Contest: Development Hell
If this blog were a movie, you'd have never read it. I'd have typed up innumerable drafts and discussed them with producers. They'd have missed the point entirely -- 'Have you thought about adding more unmade superhero movie rumors (the internet loves those) and ditching the actresses (booooorrring!)? -- then they'd hand over the reins to another writer entirely and another. No one would hit publish.
But this blog is not a movie and I hit publish all the time. The only "Tales From Development Hell" that effect me here involve plans for series that have trouble getting going or lose their way during production.
If this blog post were a movie it would never be published and the books I have to give away to you would gather dust, cobwebs, and cat hair... so so so much cat hair (curse you, summer!).
Anyway... THE BOOK!
It has crazy stories about various aborted versions of The Planet of the Apes which led to Tim Burton's trainwreck. It charts the difficult journey of Total Recall to the screen just in time for the remake.
'First of all, I really wanted to cast William Hurt,' he says, 'and the difference between Bill Hurt and Arnold Schwarzenegger probably tells you everything. I was doing something that I thought was faithful to Phil Dick and also to my own sense of the complex understanding of what memory is and what identity is. Obviously it would have been sci-fi and you would have gone to Mars, but it would have been like "Spider" goes to Mars,' he adds referring to his 2002 film starring Ralph Fiennes as a man struggling to piece his memories together, 'as opposed to "Raiders of the Lost Ark" Goes to Mars.' "
-David Cronenberg on his version of "Total Recall"
It has a depressing story of Darren Aronofsky's Batman:Year One proposal (depressing because "gimme")... and much more. The movie choices lean a little fanboy -- I'd love to read a book like this on Jodie Foster's Flora Plum -- but the stories are interesting and it'll totally make you respect movies that get made... at all. What a rough business showbizness is.
If you wanna read it send me an e-mail by Saturday July 14th with "Development Hell" in the subject line with the following three pieces of info:
- Your Name
- Your Shipping Address
- (Briefly for possible publication here): Name a recent movie you wish had stayed in development hell longer. What two things would you have changed about it before it hit screens.
I'll announce the winners on Sunday! So start e-mailing and rewriting recent movies.
P.S. While we're on the subject of development hell, a version of the 2002 documentary The Sweatbox (supposedly Disney prevented the release from ever happening?) about the difficult production history of The Emperor's New Groove is showing in its entirety on YouTube.

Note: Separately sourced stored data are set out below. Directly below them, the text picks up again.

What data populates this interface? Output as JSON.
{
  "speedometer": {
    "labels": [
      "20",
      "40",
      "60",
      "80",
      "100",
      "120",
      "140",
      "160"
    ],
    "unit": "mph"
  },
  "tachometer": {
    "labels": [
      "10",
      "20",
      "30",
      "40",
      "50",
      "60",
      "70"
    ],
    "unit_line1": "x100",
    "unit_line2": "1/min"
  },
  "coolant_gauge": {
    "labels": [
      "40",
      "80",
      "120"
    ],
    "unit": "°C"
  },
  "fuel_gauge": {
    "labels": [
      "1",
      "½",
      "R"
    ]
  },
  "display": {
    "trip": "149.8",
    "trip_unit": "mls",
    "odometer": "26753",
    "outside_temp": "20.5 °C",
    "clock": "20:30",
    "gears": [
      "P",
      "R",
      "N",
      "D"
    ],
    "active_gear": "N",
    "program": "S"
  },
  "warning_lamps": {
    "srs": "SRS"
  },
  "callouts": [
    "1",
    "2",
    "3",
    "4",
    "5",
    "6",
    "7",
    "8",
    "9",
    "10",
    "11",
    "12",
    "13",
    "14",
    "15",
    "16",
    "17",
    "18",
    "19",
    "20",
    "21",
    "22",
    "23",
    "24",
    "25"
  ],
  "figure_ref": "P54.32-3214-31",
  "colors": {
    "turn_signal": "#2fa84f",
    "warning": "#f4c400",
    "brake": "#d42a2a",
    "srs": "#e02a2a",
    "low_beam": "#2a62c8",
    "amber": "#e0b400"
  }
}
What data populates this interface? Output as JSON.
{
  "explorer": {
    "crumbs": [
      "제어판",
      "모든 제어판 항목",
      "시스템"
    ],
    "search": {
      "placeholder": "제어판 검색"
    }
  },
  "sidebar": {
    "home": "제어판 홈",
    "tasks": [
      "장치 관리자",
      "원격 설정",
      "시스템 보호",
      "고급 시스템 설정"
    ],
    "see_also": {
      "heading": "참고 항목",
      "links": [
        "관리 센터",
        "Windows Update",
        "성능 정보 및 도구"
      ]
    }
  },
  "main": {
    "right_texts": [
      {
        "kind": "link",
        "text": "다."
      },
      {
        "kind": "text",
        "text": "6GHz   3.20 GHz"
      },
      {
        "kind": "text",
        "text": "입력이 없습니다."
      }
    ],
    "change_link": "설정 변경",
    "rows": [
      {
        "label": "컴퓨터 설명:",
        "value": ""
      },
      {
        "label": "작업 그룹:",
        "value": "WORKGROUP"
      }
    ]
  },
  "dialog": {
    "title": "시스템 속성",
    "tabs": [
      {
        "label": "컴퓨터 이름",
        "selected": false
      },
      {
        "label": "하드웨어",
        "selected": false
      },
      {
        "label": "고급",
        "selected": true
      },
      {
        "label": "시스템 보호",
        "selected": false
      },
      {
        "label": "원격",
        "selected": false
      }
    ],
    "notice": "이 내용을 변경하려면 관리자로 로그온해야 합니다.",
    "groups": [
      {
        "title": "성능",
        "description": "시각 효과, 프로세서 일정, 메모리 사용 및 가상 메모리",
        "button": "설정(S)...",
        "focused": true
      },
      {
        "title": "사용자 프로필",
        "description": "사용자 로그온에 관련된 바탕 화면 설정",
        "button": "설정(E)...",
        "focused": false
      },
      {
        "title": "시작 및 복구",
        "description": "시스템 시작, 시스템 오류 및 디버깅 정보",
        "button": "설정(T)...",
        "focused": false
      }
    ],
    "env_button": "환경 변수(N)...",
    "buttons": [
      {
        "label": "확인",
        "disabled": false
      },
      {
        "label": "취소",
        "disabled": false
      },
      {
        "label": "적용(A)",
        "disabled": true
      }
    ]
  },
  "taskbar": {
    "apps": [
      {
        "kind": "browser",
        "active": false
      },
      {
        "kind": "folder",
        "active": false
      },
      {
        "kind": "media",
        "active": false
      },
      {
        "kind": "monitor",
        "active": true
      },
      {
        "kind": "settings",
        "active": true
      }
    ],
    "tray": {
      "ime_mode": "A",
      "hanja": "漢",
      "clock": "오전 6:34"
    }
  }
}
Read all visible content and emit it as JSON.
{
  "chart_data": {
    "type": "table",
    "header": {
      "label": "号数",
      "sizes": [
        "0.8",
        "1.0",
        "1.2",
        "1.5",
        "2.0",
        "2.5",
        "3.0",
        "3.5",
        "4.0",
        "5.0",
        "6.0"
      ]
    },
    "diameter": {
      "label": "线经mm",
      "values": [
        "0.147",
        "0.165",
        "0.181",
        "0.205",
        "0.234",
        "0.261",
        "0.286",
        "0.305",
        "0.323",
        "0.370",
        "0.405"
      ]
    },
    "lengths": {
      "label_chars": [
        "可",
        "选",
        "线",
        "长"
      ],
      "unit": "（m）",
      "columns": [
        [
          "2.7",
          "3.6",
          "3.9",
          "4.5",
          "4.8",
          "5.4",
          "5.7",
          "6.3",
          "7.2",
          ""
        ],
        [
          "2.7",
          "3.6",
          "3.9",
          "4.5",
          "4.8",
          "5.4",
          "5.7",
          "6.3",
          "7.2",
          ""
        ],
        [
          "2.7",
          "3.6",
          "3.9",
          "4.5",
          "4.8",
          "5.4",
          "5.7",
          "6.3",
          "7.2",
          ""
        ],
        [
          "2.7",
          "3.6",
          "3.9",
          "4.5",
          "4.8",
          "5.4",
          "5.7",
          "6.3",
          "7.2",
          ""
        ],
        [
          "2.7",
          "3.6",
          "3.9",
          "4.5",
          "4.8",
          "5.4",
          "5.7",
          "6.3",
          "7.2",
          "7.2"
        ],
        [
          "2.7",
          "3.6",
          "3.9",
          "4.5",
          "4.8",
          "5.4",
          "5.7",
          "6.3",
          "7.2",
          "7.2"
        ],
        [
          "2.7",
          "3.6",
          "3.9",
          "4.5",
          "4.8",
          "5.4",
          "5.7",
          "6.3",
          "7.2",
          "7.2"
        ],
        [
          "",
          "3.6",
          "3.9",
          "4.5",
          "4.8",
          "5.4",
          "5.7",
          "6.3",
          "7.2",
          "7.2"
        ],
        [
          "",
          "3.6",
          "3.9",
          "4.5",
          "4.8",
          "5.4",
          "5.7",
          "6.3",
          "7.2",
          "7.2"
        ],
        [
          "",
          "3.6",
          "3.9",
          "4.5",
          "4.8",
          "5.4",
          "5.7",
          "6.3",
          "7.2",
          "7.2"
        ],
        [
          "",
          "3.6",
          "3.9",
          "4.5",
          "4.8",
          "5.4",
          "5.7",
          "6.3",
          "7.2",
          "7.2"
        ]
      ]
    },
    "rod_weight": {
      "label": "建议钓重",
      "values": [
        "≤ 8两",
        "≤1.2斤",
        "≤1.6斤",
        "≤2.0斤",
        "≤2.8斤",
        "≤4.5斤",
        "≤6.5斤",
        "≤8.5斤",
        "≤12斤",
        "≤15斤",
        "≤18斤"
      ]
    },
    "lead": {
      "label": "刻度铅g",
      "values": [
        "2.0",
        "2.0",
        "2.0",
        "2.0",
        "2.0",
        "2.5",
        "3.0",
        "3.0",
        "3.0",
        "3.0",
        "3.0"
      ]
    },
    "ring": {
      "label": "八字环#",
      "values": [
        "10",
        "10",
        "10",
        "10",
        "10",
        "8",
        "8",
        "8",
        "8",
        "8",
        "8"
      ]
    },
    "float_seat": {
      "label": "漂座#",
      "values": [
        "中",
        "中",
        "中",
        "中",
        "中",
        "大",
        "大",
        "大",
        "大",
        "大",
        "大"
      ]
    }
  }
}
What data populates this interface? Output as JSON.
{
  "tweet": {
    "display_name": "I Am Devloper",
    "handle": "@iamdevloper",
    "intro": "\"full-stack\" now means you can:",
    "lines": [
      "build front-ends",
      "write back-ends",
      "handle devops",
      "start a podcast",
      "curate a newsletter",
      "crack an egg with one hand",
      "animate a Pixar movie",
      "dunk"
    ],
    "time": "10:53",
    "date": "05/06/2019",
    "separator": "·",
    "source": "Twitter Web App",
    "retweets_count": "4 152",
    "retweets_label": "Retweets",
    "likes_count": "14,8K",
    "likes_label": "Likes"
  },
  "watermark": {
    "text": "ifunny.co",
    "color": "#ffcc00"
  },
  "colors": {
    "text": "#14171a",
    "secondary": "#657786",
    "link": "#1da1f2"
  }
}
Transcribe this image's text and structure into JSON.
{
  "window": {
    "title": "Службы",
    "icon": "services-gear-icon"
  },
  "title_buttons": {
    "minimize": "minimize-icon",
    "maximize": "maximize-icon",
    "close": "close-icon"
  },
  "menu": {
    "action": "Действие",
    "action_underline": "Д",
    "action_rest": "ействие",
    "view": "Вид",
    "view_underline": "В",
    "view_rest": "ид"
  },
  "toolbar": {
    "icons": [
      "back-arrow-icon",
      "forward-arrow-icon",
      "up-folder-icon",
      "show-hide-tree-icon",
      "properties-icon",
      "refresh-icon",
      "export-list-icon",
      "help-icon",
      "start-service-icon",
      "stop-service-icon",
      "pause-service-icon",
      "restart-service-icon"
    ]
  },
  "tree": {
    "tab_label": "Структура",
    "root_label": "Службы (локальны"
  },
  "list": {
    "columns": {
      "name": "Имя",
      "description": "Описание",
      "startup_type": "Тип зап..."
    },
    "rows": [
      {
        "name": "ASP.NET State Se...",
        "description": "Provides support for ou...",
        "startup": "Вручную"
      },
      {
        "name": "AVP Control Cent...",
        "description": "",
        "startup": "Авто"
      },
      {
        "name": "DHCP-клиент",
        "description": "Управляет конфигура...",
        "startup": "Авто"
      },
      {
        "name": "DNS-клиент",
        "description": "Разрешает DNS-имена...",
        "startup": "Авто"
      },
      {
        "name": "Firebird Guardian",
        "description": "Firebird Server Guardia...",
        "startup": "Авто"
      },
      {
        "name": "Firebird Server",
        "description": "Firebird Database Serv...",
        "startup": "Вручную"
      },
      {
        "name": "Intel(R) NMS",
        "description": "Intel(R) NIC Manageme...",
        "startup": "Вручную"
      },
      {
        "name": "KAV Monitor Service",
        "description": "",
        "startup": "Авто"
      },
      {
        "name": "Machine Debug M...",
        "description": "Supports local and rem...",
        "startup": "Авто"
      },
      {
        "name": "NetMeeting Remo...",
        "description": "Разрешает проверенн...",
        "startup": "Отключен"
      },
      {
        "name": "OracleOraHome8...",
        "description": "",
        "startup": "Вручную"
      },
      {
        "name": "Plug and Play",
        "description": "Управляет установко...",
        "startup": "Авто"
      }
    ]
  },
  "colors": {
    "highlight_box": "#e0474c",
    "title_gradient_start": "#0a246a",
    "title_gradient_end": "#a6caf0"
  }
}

Have any of you seen it?
Reader Comments (7)
I bought this book a few months ago and it is awesome. Highly recommend to anyone interested in "what if" and closed-door Hollywood hoopla.
I watched The Sweatbox on YouTube recently and loved it. It has a lumpy structure since it sort of came together accidentally, but it's so cool to see all these animation geniuses torn between the creative, financial, political, etc. sides of their industry. A one-of-a-kind inside look at how Disney (and animation, and filmmaking) operates; everybody should definitely check it out... while they can.
Emperor's New Groove is one of my favorites (so underrated) (EARTHA KITT!!!) so seeing The Sweatbox was incredibly interesting. While I love the final product, I can't help but wonder how great the original ambitious idea would have turned out.
I also LOVE The Emperor's New Groove. It's the funniest dang Disney movie I've ever seen. If Chuck Jones made a Disney film, this would probably be it. Gonna give that Sweatbox a watch.
And Darren Aronofsky seems to major in building up nerd fanboy dreams with movie projects and then leaving them a minute later(Robocop, Wolverine, now Batman: Year One).
Total Recall (1990) — As is responsible for Sharon Stone, Rachel Ticotin, and theoretically Basic Instinct and Showgirls. I know you wouldn't give up those things for a single Cronenberg movie now would you?
I love the film concept and the story writing also,It is a heart touched with trill included.Nice post
The Sweatbox was fascinating. It makes me wonder if Pixar uses the same production strategy-- beginning a production without having a solid script isn't exactly a recipe for success! It makes me wonder about nominations that go to animated films... how many of the best original screenplay nominees were third or fourth attempts at making a coherent storyline out of someone's tiny, undeveloped idea?